1990’lı yıllarda Refah Partisi, Türkiye siyasetinde seküler sağ ve solun bölünmüşlüğü içinde yükselip iktidar adayı olduğunda ABD’nin Yahudi kökenli Türkiye masası şefleri derin bir kaygıya sürüklendiler.

Süreci tamamen “Kürt Sorunu” üzerinden okuyan masa şefleri Graham Fuller ve Henry Barkey, “Türkiye’nin Kürt Sorunu” adlı raporlarında Refah Partisi’nin yükselişini tamamen “Kürt Sorunu” üzerinden okumayı tercih ettiler. Başka bir ifadeyle Kürt mevzusunu Türkiye siyasetinde “anahtar mevzu” olarak ele alan ikili, bütün Türkiye siyasetini söz konusu mevzuya el atarak değiştirebileceklerine inanmışlardı. Çok manidar bir şekilde bu iki CIA çalışanının raporuna ön sözü Yahudi ABD eski elçisi Morton Abramowitz mukaddime yazmış, raporu yine Yahudi Fransız büyükelçisi Eric Rouleau tanıtmıştır. Dolayısıyla rapor ekibi, tamamen Yahudi’dir.

Fuller ve Barkey, Refah Partisi’nin yükselişini tabii bir yükseliş veya İslâmî kesimin bir zaferi olarak değil, “devletin kurucu aklının partisi” olarak konumunu ifade ettikleri CHP’nin kuruluş günleri siyasetindeki ısrarının bir neticesi olarak görüyorlar; Türkiye’de “siyasal İslam’ın” yükselişinin temel sorumlusu olarak bu tutumu tespit ediyorlar ve Kürt mevzusunu merkeze alarak CHP’yi bu ısrardan vazgeçmeye davet ediyorlardı.
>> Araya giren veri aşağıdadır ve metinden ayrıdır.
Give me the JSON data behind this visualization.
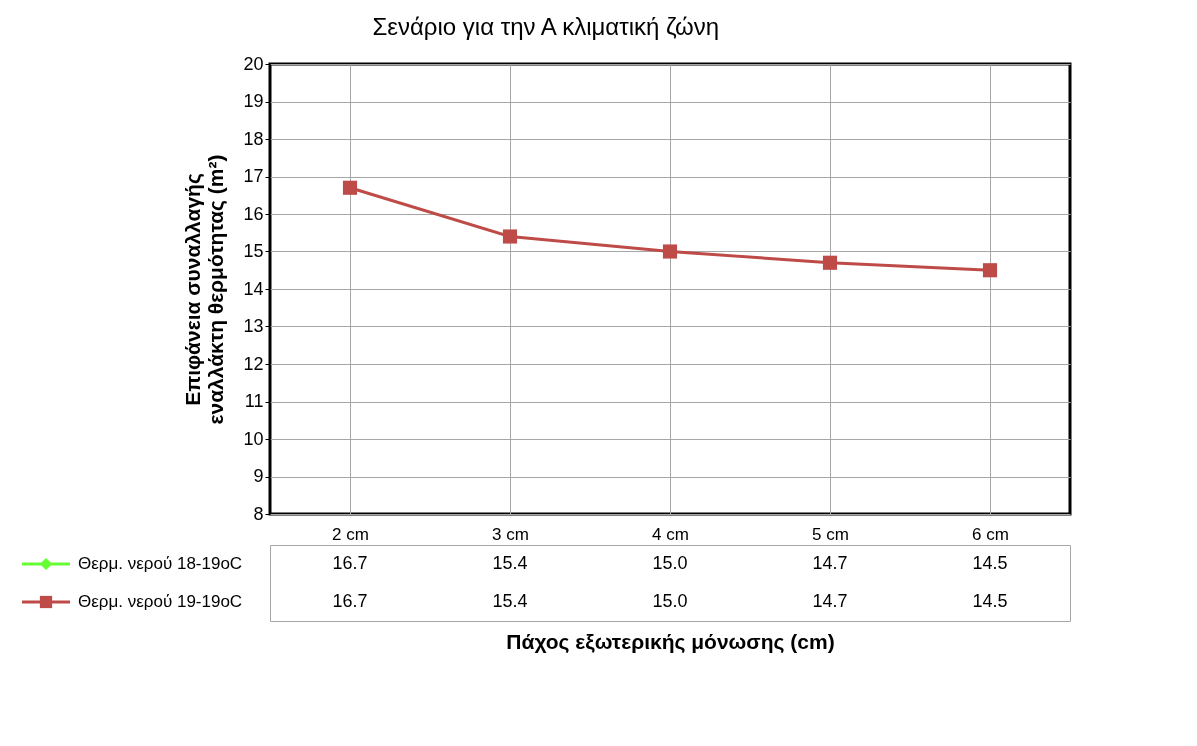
{
  "chart_data": {
    "type": "line",
    "title": "Σενάριο για την Α κλιματική ζώνη",
    "xlabel": "Πάχος εξωτερικής μόνωσης (cm)",
    "ylabel": "Επιφάνεια συναλλαγής\nεναλλάκτη θερμότητας (m²)",
    "categories": [
      "2 cm",
      "3 cm",
      "4 cm",
      "5 cm",
      "6 cm"
    ],
    "series": [
      {
        "name": "Θερμ. νερού 18-19oC",
        "color": "#66ff33",
        "marker": "diamond",
        "values": [
          null,
          null,
          null,
          null,
          null
        ],
        "value_labels": [
          "16.7",
          "15.4",
          "15.0",
          "14.7",
          "14.5"
        ]
      },
      {
        "name": "Θερμ. νερού 19-19oC",
        "color": "#be4b48",
        "marker": "square",
        "values": [
          16.7,
          15.4,
          15.0,
          14.7,
          14.5
        ],
        "value_labels": [
          "16.7",
          "15.4",
          "15.0",
          "14.7",
          "14.5"
        ]
      }
    ],
    "ylim": [
      8,
      20
    ],
    "yticks": [
      8,
      9,
      10,
      11,
      12,
      13,
      14,
      15,
      16,
      17,
      18,
      19,
      20
    ],
    "grid": true,
    "legend": "bottom"
  }
}
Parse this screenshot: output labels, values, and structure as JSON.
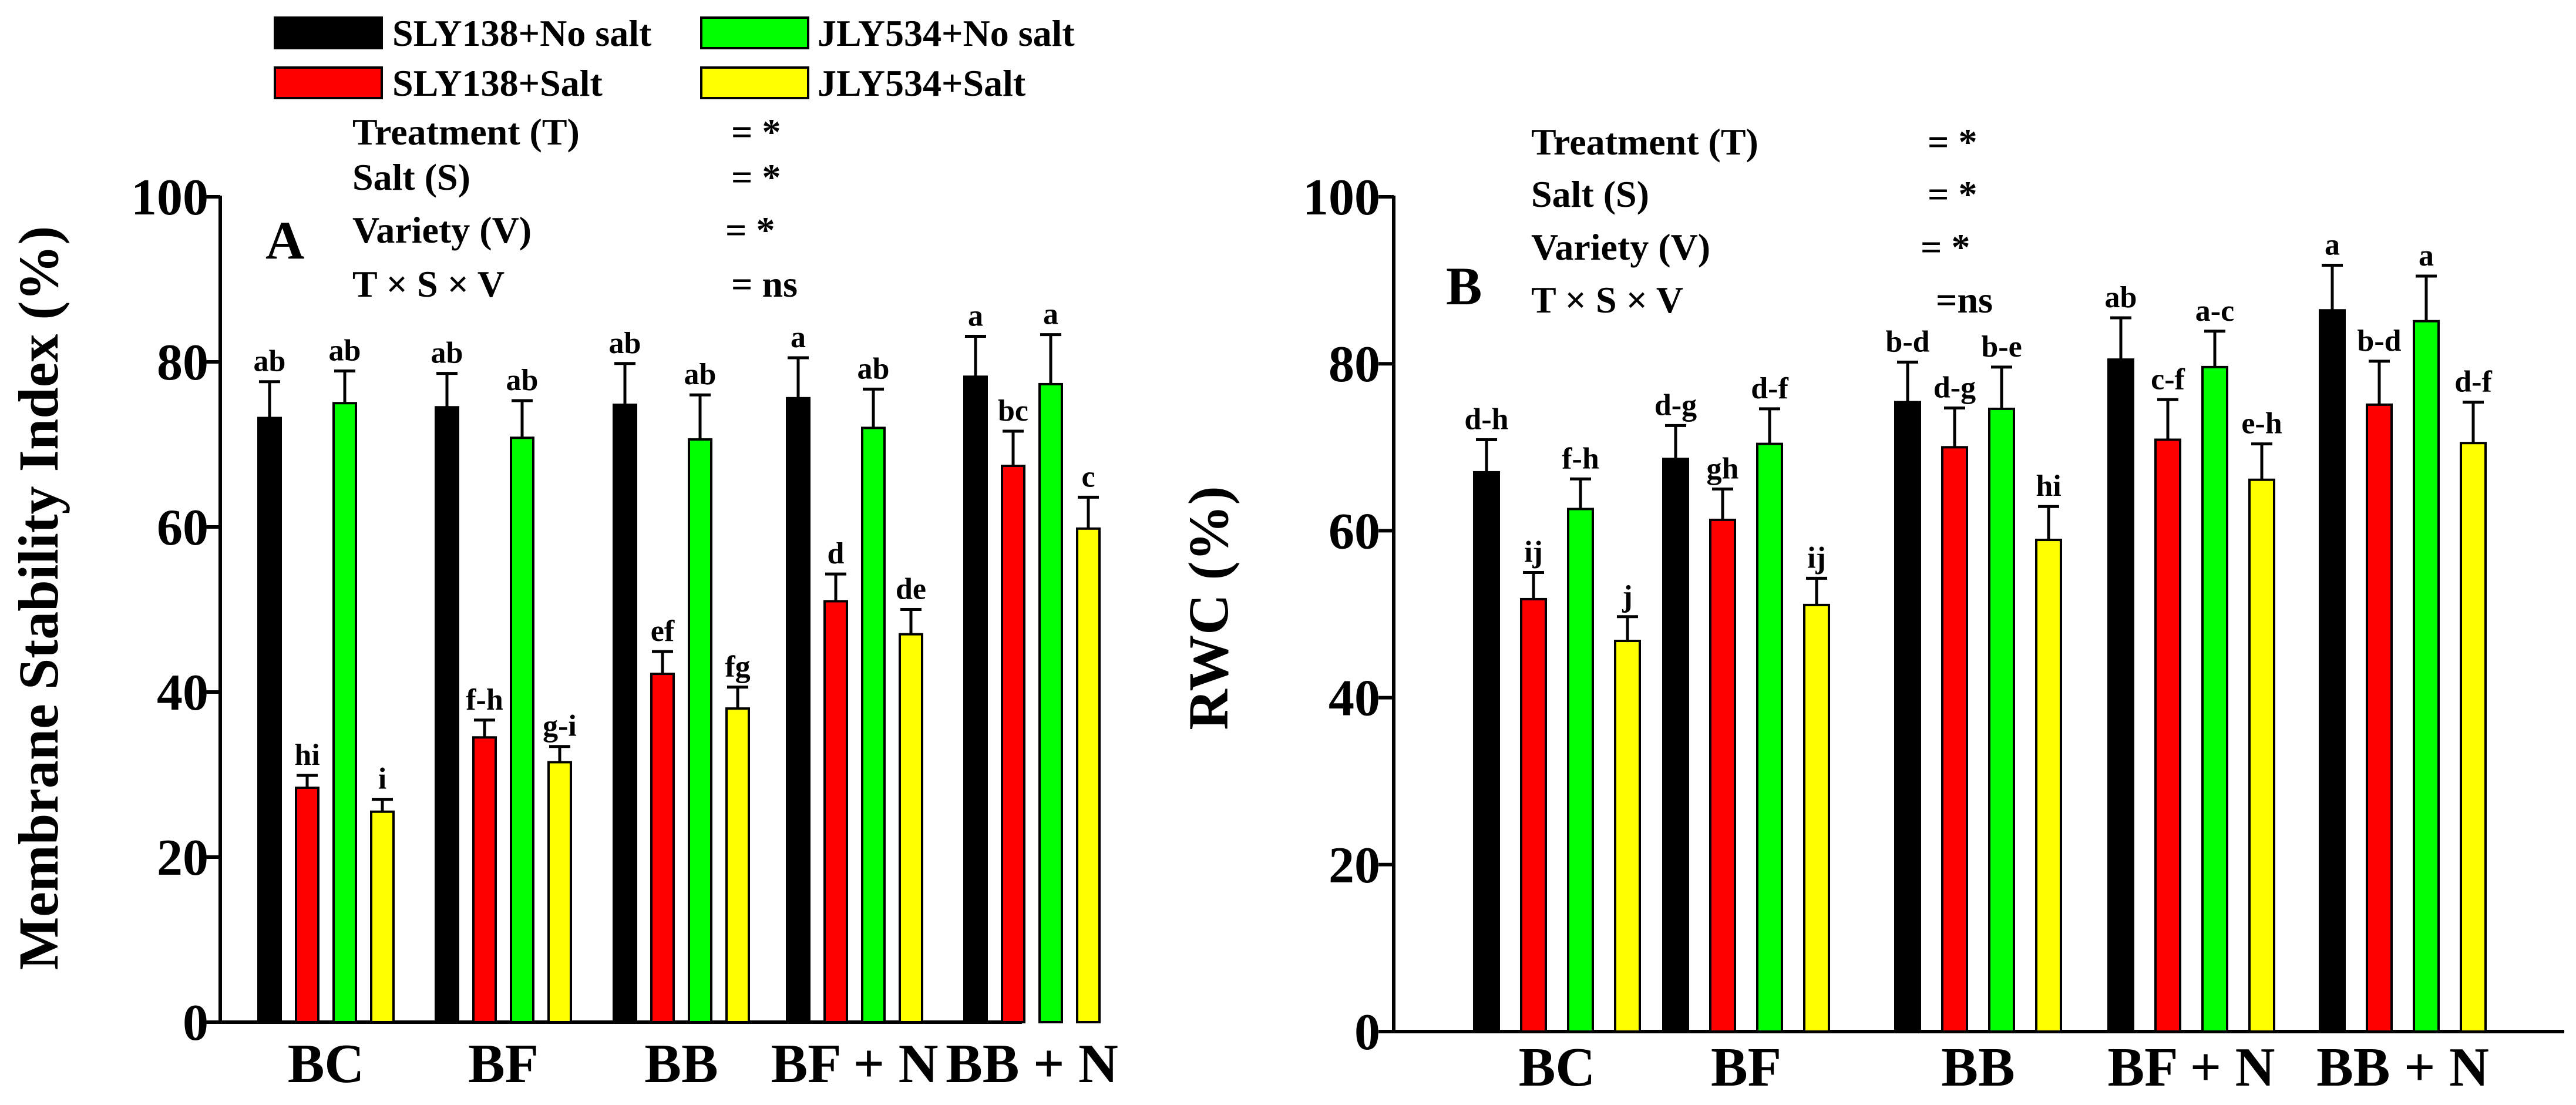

Merhum Necmettin Erbakan, Kürt mevzusu ile ilgili söylemi ile Türkiye’de muhafazakâr yapılara giydirilen gömleği yırtma teşebbüsünde bulunmuş, bunun bereketi görülmüş ve bu, dışarıyı panikletmişti.

Bölgenin kendi köklerine dayalı ve geçmişten beri Türkiye’nin genel İslâmî yapısıyla barışık olmayı önemseyen İslâmî yapısının yükselişi de Barkey ve Fuller’in beyan ettikleri endişe kaynakları arasındaydı. Onların bu endişeleri süreç içinde Emre Uslu tarafından doktora tezi olarak Utah Üniversitesi’ne sunuldu.

Doktorasını üniversitenin bursuyla yapan Uslu, tezinin sonuç bölümünde açık bir dille Türkiye’nin kuruluş aşamasındaki rolünde kalması için Kürt dindarlığının kontrol altına alınmasını öneriyordu.

Uslu, bunun için PKK’nin siyasal kanadının bir sosyal dönüştürücü olarak özgür bırakılmasını; buna karşı kendi ifadesiyle bölgenin dindar sosyal yapısının değişmesinin önündeki en önemli engeli teşkil eden Peygamber Sevdalıları camiasına yönelik örgütsel bir adlandırma yaparak Nazilere uygulanan sert yöntemlerin kullanılmasını öneriyordu. Ona göre, Türkiye’nin laik yapısının korunması için bu yapıya karşı demokratik hakların yok sayılması elzemdir ve bunun meşruiyet misali Avrupa’nın Nazilere yönelik uygulamalarıdır.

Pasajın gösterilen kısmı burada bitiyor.